'Snowland': An Israeli film that won't melt your heart - review

The film moves from sequence to sequence, with a pulsing pop music score that does little to distract from how repetitive and obvious most of the screenplay is.

 ‘SNOWLAND’ (photo credit: United King Films/David Scouri)
‘SNOWLAND’
(photo credit: United King Films/David Scouri)

Sometimes a movie tells a personal story that means a great deal to its director and writers, but they utterly fail to shape the material into a plot that is meaningful to anyone who doesn’t know the people on whom it is based. This is the case with Jonni Zicoltz’s Snowland, currently playing in theaters around Israel.

In the director’s statement released with the press kit, Zicoltz writes about how Snowland is based closely on his own relationship with a childhood friend, a good subject for a dramedy, but Snowland never quite comes together. Ori Pfeffer (Hacksaw Ridge, Messiah) plays Jonni, the character based on the director, who tries to eke out a living running a once very hot Tel Aviv bar that no one goes to anymore. He is in a serious relationship with Mayki (Nati Kluger, who has appeared in Spyders and The Greenhouse), who loves him and wants to have children with him, the sooner the better. But he seems much happier when he is with his buddy Amir (Shlomi Koriat, who was in The Arbitrator and All In), whose life is falling apart even faster.

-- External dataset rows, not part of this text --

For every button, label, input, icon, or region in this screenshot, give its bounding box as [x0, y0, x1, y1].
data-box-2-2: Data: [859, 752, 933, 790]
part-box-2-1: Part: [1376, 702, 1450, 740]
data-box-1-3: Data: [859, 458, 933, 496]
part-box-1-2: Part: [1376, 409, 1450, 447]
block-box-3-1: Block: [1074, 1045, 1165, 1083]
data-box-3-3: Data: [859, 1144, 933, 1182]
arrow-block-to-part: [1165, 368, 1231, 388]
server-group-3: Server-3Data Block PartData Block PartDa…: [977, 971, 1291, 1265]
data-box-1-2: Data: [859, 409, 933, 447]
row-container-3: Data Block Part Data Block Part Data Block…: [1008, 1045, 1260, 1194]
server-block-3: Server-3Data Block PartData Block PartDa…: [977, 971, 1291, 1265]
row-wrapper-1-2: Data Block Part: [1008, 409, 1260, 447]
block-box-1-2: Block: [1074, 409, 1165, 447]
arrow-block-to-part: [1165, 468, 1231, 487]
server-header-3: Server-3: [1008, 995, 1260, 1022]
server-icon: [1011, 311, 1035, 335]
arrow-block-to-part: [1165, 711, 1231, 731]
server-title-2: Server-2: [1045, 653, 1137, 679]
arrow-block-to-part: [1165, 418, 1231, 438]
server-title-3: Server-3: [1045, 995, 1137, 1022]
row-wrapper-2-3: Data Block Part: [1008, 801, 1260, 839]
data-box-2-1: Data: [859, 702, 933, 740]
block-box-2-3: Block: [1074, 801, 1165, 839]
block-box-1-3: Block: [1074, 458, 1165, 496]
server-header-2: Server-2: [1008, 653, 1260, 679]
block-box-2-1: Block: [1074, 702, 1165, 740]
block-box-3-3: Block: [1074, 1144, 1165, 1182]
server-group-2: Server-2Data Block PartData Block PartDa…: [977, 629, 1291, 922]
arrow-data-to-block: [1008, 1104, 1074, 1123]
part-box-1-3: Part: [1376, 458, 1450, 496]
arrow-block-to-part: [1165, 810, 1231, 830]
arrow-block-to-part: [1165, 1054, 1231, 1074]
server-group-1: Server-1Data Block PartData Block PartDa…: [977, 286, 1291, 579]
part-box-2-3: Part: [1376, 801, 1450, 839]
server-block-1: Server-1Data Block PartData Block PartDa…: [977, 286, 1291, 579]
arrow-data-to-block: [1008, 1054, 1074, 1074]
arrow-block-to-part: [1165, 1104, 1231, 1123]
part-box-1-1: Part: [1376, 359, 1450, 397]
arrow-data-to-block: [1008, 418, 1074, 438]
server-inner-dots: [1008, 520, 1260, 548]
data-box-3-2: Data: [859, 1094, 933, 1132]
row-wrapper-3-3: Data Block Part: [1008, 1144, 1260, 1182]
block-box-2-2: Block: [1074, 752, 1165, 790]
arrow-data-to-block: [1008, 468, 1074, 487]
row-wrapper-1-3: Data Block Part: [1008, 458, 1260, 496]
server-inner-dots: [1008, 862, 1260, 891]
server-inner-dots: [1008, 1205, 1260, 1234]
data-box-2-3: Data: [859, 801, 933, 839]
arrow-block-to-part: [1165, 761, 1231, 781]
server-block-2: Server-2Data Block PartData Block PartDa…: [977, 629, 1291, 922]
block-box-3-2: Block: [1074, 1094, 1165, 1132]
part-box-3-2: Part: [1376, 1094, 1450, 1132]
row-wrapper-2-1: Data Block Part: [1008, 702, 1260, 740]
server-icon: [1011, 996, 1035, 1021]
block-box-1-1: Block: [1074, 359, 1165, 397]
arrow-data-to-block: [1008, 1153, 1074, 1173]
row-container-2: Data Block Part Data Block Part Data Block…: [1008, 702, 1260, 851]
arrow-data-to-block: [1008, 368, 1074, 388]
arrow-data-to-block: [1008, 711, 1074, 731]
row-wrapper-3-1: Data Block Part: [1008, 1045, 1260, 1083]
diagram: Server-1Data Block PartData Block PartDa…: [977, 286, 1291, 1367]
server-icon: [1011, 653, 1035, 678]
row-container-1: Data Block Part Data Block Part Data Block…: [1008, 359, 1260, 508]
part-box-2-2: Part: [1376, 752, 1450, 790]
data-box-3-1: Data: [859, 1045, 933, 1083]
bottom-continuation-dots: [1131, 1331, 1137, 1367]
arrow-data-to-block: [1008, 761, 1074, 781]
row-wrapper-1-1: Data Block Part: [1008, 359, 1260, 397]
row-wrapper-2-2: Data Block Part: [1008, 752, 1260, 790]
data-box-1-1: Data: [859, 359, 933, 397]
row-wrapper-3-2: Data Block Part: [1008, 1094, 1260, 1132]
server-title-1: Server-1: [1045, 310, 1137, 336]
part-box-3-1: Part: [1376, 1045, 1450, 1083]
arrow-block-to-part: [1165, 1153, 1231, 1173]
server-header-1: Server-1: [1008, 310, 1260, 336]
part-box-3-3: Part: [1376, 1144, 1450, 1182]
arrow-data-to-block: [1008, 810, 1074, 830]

Amir is sleeping on an old mattress in a back room of Jonni’s club. Amir’s daughter, Tamara (Noy Bloshinsky), has a serious form of cancer and is undergoing chemotherapy, while Amir’s estranged wife, Alona (Tali Sharon of Srugim), is angry with him for leaving her to cope with the situation more or less on her own. She starts drawing close to an Orthodox rabbi to try to find the strength to carry on and eventually even takes out a restraining order against Amir.

Meanwhile, Jonni, who is like an uncle to Tamara, and Amir try to find ways to make the girl happy. Amir has promised to show her the most beautiful snow in the world, and the two old friends dress up in elaborate penguin costumes and create a fake snowstorm outside her window. Alona and Amir get back together, while Amir and Jonni go on a road trip, where they revisit old traumas and eventually reconcile.

Most of the scenes featuring Tamara, who is angelic as a stricken child in a movie can only be, are cloying and reminded me of another sweet little girl with cancer in the 2018 Israeli film Redemption, who also brought out the best in her father. If some aliens with no knowledge of disease were to land on earth and watch these movies about kids with cancer, they would think it was some kind of exalted condition that makes kids ethereal and good natured.

Jerusalem Cinematheque unveils renovated auditorium  (credit: Courtesy)
Jerusalem Cinematheque unveils renovated auditorium (credit: Courtesy)

The film moves from sequence to sequence, with a pulsing pop music score that does little to distract from how repetitive and obvious most of the screenplay is. There is a kernel of a good script here (how two goofy friends help each other when one’s daughter has cancer) but it could have used a couple of rewrites. What was filmed seems like a rough draft and although it is only 85 minutes, it feels overlong.